We begin this new year with a wide range of feelings in each of our hearts and myriad thoughts in our minds. What a year 2020 has been! COVID-19 has certainly taken its toll. Sadness, loneliness, depression and isolation have touched individuals and families around the world. However, it has also given us the opportunity to discover positive and innovative ways of thinking and acting by forcing us to adapt.
Experts following cultural trends tell us that in the midst of despair, many are finding new ways to connect with others, and more are turning to God for help. People are eager for hope, and the incarnational message of Jesus engages that hope in life-giving and transformational ways.
Missiologist Drs.
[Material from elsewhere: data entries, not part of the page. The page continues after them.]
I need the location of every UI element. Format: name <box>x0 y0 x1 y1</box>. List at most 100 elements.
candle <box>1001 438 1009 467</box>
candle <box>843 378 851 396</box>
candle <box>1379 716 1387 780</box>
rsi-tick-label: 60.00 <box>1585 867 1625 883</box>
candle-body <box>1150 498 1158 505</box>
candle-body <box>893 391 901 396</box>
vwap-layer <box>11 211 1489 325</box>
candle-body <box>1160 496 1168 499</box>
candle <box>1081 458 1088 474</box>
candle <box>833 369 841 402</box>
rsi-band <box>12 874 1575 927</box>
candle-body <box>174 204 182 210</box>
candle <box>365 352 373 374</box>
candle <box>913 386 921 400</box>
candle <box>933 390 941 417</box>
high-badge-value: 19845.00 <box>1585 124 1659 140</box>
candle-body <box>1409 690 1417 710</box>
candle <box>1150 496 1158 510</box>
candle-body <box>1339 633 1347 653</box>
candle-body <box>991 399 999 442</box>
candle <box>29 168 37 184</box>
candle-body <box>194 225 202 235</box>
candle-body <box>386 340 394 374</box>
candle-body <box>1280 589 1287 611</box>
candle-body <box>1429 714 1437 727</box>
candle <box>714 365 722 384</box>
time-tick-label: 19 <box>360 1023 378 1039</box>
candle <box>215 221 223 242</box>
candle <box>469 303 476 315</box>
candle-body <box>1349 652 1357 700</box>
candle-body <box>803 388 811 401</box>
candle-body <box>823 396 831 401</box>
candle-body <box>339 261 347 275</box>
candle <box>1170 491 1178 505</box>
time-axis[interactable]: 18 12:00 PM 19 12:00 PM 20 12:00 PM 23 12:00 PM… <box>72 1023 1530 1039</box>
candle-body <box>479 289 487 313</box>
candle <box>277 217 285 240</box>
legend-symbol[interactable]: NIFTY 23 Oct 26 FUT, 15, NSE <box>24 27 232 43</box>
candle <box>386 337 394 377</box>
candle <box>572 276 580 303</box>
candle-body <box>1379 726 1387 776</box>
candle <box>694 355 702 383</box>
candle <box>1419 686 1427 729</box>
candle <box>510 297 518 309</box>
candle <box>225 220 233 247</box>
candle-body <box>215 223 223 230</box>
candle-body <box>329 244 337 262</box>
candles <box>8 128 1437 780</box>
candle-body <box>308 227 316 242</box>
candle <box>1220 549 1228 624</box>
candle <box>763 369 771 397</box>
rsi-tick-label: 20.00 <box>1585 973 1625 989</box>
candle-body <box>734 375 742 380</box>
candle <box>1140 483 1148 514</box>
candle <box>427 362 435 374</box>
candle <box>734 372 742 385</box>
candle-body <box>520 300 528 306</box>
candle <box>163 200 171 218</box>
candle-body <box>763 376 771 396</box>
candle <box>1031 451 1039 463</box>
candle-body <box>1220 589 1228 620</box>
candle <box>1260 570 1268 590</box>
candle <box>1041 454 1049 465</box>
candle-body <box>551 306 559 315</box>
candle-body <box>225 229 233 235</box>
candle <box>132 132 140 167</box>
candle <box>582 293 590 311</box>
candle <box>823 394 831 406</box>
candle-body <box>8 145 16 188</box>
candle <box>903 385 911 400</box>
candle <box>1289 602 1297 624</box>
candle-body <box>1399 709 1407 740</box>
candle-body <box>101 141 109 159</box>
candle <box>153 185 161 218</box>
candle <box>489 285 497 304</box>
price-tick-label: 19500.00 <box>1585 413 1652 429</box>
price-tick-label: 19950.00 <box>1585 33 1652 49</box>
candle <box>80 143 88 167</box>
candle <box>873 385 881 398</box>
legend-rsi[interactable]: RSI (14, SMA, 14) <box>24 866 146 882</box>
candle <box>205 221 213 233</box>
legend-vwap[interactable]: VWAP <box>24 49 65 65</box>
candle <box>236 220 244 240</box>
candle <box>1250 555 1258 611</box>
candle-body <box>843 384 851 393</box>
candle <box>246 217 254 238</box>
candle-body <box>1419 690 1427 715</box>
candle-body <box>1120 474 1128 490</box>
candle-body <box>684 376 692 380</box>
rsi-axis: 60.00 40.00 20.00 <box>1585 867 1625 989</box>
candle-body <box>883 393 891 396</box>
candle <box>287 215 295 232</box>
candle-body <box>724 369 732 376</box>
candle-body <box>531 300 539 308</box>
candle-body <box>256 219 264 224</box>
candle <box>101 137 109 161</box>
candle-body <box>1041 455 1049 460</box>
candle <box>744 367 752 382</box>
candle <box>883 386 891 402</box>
Cheryl and Gordon Doss (Adventist Review, February 28, 2018), indicate that, going by membership concentration, Adventist membership by division can be separated into two clusters. The first cluster includes the NAD, SAD, WAD, IAD, EAD, SID and SPD. Although these areas make up only 26 percent of world population, they account for 77 percent of total Adventist membership. The second cluster includes the remaining divisions and represents 23 percent of total church membership, though its area holds 74 percent of the world’s population. This second cluster represents the area containing most of the world’s unreached people.
What an opportunity beckons us—to go, live and share the message of Jesus in these unreached regions, the places where many have no chance of hearing about Jesus from somebody in their own people group. Give thanks with us for the commitment and love of families who, for the sake God’s unreached children, have forsaken everything and have gone to make Him known through incarnational ministry, following the example of Jesus.
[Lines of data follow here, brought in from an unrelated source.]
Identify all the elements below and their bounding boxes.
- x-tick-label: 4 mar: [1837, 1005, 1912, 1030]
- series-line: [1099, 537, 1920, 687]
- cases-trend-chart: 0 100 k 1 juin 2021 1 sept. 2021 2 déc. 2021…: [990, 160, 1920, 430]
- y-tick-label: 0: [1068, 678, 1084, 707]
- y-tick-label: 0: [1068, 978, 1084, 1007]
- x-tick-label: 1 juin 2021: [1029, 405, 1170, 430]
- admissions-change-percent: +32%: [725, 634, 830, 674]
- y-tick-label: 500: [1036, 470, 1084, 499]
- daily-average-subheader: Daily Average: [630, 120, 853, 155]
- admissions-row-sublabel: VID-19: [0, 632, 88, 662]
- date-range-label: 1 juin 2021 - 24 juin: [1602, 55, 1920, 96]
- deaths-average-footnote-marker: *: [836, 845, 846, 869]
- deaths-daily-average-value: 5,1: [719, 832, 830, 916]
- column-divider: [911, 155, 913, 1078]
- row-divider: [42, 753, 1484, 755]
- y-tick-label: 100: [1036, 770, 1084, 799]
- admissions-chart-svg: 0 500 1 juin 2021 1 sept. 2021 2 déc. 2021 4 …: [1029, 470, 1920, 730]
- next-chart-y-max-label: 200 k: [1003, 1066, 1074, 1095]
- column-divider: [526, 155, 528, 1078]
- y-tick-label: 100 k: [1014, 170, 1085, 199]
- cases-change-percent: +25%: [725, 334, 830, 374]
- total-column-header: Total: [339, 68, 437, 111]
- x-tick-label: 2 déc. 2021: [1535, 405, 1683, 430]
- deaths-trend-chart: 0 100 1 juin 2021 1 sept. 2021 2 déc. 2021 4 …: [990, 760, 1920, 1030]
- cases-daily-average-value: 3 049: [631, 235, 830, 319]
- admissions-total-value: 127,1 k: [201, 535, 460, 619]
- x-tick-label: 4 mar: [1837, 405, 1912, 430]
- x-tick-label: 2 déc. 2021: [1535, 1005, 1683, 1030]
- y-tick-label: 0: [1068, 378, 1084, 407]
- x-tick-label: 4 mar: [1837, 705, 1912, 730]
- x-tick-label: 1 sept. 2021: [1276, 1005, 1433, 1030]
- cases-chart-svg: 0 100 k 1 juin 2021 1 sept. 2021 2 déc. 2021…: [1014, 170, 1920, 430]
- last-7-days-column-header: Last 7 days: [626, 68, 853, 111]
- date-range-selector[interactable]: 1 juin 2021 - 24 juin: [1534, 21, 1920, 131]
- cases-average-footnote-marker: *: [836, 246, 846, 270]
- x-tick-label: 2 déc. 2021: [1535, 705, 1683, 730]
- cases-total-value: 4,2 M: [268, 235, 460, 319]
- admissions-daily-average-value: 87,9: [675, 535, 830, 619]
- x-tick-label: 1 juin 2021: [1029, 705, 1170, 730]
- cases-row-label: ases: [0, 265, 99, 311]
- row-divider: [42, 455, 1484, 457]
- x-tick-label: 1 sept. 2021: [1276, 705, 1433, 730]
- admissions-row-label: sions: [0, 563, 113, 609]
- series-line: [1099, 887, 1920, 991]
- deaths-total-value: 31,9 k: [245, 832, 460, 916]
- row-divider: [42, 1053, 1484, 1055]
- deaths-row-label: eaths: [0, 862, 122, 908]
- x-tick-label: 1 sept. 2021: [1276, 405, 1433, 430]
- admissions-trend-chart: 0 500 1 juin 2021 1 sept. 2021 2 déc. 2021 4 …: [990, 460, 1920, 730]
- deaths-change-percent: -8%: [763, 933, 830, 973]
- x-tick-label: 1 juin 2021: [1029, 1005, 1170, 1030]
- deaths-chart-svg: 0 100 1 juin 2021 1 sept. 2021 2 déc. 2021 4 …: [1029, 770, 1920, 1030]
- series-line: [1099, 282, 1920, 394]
May 2021 be the year when you choose to go. Your hands, skills and passions are needed in the mission frontier today.
The words of pioneer evangelist Ellen White are more relevant than ever: “The old year, with its burden of record, is fast passing away. The new year, with all its possibilities, will soon be ushered in. What advancement have we made in the knowledge of Christ during the past year? Are we prepared to show, more decidedly than ever before, that we are on the Lord’s side? At this time, when the nations of the world are wavering between infidelity and idolatry, are we prepared to stand as faithful ambassadors for Christ? Shall we not, at the beginning of this new year, give ourselves and all we have to God? Shall we not listen to His voice, which calls us to a renewed contest, to a more thorough consecration of ourselves and our entrusted capabilities to His service?” (Signs of the Times, January 2, 1901).